Aliens: Colonial Marines is due out in February.
The reboot of the increasingly tired-looking Tomb Raider franchise is due out in March. Square Enix say this will be an entirely new continuity, with a new backstory for Lara Croft.
I was one of the lucky ones who got on the Tomb Raider demo at Games12, and while there are some similarities with the old games (such as touches of the old 3D platformer, and a bit of puzzle solving) there’s an entirely new look and feel to the game.
Gone is the over-endowed cartoon Lara of the early outings. Lara’s appearance has become increasingly realistic over the years, but she’s never looked more like a properly proportioned woman than she does in this.
What the demo didn’t show is the controversial attempted rape scene. Square Enix seems to be doing some damage limitation after the initial backlash, saying it’s intended to be an emotional moment where Lara is first forced to kill, rather than turning her into a sexual assault survivor. We’ll have to wait and see.
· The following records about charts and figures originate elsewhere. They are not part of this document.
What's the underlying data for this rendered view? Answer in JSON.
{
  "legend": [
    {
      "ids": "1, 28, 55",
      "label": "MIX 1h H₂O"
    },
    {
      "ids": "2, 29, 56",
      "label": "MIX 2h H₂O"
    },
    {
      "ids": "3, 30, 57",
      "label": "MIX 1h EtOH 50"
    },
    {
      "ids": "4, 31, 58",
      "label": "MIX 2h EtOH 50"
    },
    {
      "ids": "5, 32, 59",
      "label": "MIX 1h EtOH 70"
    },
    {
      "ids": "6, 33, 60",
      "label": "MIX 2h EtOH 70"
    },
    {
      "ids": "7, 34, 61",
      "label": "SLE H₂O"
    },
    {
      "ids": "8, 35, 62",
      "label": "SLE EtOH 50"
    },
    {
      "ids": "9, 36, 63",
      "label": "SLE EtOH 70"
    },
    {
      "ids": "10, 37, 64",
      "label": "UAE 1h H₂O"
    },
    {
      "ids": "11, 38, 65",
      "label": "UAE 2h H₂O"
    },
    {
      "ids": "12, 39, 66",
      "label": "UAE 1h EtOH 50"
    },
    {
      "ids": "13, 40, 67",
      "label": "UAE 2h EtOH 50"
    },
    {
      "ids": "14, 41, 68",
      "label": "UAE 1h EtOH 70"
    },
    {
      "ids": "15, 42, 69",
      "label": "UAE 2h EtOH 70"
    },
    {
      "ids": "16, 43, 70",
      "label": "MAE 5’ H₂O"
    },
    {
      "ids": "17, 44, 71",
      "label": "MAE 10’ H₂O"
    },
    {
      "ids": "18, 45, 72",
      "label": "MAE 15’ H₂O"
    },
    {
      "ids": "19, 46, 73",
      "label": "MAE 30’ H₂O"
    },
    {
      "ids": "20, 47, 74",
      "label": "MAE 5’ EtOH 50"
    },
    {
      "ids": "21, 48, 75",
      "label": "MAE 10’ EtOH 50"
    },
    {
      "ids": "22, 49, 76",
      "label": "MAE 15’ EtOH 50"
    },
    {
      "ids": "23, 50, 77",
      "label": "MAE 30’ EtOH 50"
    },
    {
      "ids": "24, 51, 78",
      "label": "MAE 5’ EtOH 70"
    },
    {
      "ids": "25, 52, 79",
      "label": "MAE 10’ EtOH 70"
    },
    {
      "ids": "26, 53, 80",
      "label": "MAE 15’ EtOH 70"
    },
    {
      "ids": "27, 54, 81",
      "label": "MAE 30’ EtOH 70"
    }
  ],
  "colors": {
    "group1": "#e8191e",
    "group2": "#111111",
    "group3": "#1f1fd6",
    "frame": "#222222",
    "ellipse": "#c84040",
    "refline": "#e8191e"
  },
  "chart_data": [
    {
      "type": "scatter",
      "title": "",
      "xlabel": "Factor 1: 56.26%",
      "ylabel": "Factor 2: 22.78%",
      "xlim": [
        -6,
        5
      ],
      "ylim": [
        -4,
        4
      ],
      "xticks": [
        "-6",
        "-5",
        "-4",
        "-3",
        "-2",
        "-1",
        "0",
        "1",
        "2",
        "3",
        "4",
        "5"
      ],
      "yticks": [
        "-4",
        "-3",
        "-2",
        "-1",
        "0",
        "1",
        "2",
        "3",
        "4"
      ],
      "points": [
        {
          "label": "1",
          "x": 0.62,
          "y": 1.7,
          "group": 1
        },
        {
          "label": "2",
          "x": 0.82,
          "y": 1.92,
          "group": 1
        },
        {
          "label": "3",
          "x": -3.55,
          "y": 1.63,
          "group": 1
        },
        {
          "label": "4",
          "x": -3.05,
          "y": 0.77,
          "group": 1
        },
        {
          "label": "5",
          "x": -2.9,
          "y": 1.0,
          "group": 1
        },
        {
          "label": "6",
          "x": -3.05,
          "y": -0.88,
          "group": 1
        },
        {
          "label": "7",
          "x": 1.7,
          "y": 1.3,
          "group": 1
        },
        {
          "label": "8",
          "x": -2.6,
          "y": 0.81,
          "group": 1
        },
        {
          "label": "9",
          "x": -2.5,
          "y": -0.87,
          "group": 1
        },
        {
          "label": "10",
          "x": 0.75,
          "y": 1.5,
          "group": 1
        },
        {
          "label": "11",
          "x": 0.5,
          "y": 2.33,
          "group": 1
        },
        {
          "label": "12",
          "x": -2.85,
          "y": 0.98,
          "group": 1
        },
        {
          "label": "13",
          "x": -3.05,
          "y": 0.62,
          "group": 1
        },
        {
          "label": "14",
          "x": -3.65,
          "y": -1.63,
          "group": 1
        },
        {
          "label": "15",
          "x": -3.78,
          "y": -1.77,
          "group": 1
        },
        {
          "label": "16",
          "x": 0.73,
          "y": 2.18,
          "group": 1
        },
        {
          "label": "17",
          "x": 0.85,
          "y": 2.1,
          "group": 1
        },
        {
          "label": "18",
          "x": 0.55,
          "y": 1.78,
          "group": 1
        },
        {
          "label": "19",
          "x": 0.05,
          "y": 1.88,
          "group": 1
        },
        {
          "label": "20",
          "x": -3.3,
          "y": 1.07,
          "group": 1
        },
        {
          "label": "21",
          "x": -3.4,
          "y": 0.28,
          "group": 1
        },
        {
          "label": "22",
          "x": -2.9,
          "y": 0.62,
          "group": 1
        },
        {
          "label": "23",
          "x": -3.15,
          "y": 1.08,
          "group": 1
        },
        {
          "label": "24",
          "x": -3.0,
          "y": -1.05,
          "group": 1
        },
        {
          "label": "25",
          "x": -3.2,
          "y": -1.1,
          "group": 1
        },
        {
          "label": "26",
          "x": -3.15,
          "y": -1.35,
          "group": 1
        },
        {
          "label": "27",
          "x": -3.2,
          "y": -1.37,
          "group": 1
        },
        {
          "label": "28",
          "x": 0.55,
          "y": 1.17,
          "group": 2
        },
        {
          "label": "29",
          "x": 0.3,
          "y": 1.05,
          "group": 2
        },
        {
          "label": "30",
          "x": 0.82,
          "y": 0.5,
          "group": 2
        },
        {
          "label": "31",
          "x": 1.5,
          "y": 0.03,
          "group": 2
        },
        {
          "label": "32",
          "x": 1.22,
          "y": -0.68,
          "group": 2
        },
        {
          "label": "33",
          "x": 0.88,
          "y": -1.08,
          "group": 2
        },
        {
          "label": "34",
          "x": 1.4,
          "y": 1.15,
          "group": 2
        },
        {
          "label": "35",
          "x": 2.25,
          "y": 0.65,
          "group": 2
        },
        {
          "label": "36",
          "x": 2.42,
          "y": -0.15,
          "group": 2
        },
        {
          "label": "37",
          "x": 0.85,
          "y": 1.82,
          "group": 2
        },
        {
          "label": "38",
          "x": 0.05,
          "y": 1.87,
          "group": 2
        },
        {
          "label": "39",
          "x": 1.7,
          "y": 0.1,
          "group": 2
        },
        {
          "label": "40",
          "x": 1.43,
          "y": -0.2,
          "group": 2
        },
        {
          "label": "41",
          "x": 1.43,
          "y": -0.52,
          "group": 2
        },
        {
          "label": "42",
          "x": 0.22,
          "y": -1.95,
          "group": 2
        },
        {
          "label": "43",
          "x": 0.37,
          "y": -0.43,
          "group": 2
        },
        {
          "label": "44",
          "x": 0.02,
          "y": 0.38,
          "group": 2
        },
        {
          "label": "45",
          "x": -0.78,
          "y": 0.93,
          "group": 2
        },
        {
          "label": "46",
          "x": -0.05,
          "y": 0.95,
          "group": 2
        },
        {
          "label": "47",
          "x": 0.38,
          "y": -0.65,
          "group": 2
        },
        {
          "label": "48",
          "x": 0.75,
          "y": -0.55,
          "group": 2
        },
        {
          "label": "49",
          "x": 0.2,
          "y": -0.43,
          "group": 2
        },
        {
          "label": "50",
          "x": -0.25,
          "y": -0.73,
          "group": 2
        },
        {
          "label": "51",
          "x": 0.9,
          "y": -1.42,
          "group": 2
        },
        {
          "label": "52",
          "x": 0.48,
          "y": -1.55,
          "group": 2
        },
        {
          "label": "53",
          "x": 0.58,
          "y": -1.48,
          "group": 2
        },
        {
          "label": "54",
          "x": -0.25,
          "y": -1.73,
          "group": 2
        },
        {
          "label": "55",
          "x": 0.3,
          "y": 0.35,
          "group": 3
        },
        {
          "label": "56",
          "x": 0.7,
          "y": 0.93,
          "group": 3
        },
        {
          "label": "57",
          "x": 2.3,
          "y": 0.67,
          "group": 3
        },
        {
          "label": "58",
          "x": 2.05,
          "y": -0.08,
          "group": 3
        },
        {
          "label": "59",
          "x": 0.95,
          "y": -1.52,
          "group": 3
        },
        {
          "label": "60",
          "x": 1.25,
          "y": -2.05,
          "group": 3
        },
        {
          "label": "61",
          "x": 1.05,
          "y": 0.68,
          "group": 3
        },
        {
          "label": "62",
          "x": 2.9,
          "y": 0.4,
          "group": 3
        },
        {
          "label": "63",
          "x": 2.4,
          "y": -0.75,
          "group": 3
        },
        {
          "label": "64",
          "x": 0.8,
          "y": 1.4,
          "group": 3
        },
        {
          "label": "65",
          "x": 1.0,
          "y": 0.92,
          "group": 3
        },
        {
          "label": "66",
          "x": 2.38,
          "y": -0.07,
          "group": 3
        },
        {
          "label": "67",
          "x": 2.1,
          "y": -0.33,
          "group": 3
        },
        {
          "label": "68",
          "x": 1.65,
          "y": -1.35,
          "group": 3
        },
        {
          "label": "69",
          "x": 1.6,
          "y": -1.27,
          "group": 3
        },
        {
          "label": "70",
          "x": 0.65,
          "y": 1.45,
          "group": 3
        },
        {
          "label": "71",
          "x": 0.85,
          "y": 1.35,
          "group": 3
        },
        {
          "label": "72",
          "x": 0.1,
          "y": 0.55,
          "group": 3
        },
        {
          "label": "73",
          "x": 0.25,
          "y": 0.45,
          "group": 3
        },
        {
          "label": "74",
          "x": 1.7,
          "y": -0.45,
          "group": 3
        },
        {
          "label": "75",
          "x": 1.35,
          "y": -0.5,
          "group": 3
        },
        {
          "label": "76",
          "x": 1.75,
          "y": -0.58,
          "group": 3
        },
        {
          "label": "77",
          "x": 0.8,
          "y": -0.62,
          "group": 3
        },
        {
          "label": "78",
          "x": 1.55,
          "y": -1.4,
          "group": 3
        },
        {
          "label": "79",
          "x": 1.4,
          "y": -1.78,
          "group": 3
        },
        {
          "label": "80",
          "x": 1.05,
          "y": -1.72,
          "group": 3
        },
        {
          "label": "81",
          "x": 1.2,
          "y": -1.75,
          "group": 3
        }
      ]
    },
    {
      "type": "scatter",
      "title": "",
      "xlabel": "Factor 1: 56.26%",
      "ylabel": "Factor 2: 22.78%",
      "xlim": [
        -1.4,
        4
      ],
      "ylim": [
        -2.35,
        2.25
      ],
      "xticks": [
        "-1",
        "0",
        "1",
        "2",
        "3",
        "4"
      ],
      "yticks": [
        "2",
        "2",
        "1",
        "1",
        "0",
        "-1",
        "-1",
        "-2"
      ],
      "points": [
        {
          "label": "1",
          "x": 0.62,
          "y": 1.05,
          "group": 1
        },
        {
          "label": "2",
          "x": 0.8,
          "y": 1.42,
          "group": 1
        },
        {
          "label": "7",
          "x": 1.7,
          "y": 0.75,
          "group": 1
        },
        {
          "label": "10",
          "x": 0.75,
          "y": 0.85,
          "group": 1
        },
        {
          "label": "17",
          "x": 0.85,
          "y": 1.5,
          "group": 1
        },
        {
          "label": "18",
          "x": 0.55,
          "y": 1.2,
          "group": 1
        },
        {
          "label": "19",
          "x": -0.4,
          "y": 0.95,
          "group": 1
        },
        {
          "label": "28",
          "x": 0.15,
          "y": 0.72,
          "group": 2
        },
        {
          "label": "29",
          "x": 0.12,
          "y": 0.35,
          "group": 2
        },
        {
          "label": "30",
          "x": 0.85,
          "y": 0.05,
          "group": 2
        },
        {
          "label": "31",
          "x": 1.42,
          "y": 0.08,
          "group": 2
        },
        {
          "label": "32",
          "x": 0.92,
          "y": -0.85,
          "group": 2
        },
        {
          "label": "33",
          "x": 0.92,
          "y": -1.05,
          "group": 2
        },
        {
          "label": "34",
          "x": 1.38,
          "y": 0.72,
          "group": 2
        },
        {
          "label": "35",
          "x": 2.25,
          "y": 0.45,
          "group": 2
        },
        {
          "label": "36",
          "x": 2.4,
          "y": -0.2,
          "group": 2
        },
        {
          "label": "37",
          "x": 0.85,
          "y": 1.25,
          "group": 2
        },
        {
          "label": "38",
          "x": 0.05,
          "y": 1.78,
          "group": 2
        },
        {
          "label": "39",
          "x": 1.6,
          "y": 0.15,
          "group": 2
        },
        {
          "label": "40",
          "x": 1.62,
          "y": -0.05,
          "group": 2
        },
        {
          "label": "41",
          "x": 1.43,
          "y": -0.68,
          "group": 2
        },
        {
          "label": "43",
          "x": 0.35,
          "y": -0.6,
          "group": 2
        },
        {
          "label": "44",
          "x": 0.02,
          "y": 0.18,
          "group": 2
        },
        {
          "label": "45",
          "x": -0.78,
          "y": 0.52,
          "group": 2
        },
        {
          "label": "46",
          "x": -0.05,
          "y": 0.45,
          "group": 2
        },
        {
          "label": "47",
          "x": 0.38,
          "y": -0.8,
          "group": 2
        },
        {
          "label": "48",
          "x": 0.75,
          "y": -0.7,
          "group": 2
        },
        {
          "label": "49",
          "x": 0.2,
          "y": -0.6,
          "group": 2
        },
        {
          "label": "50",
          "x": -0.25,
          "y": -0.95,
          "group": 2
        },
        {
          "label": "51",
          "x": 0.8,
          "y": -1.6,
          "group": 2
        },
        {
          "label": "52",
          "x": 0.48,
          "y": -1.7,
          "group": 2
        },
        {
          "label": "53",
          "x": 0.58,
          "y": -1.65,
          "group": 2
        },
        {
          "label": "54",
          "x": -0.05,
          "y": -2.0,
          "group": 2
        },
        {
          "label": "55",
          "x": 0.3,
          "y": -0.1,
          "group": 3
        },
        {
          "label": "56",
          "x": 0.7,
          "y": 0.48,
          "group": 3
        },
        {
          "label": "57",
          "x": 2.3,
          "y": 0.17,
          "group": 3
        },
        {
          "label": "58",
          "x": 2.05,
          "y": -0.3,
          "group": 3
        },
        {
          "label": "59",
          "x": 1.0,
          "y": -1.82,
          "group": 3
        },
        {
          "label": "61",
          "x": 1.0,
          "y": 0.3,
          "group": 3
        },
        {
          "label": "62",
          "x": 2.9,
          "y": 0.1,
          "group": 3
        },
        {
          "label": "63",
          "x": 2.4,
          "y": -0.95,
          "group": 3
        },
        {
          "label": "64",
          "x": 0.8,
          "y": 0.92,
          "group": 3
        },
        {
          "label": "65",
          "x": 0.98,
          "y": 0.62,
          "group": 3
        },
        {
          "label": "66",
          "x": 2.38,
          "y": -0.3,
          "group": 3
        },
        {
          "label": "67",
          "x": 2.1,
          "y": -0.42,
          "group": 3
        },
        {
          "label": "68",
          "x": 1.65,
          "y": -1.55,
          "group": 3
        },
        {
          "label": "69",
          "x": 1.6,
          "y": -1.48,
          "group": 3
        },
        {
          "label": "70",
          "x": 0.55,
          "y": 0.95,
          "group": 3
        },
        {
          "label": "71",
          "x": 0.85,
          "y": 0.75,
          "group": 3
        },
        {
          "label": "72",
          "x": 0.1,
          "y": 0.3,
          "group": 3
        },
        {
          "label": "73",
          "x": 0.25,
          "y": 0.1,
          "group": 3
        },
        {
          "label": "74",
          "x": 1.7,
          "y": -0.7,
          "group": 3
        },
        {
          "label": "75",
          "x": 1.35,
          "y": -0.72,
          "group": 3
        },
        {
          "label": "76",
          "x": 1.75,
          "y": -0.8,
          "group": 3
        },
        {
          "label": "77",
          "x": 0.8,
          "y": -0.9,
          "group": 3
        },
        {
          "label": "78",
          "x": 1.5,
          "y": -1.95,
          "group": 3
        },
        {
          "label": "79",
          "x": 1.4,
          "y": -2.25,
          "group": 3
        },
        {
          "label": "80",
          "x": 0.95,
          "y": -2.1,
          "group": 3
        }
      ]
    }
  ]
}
What’s been revealed of the plot so far indicates that the game’s less about raiding tombs than it is about survival and adventure. Lara’s one of a number of passengers shipwrecked on an isolated island, and must learn survival techniques as well as cope with mercenaries sent to kill her.
Main writer for the new game is fantasy author Terry Pratchett’s daughter Rhianna Pratchett, whose past credits include Mirror’s Edge, Prince of Persia, several of the Overlord series and Heavenly Edge.
Lara was one of the early PlayStation and PC icons, but the franchise has become increasingly irrelevant to modern gamers. Let’s hope the reboot does what it’s supposed to do and puts Lara firmly back in the limelight. It may be her last chance to take centre stage.
Tomb Raider is due out in March.
GEARS OF WAR: JUDGEMENT
Every gamer has a special game or series that’s closer to their heart than any other, and the Gears of War series is mine. I love it with a passion bordering on obsession.
I love it so much that I have deliberately not finished the solo campaign from Gears 3. I’ve almost finished it, but not quite. My eldest lad, who has, has been sworn to secrecy. I intend to finish Gears 3 the week before Judgement comes out, just so I always have a little bit of Gears unplayed.
Naturally, I grabbed a chance to sample the new deathmatches at Games12, where I’m pleased to say I managed to take the high ground and rain death from above for a team win (and with a Lancer, rather than my preferred sniper rifle).
And although the new storyline – a prequel to the original Gears trilogy, exploring the early days of the Locust War – is supposed to feature Damon Baird and Augustus “Cole Train” Cole as the protagonists, I definitely saw Dom, with his Gears 3 full beard, in the demo.
Can we hope for a return of Dom in the campaign, or is he just available in multiplayer competitions? I’m hoping for the former.
While there’s not too much detail out on what the campaign storyline is, we do know that it’s being told as a series of flashbacks at the trial of Baird and Cole Train for treason.
We also know that Epic have hired a couple of serious writers, Rob Auten and Tom Bissell, to script it. Bissell’s work has won him the 2010 Guggenheim Prize and the Rome Prize.
Literary types on Gears? The series renowned for its over-the-top violence and cartoonish characters? Are they kidding? Maybe not. An interview on eurogamer.net reveals they’re both fans of Gears, who get where the series is coming from – though Bissell’s dismissal of a character in a shooter agonising over his lost wife as ‘bad writing’ leads me to suspect he didn’t enjoy Gears 2 very much.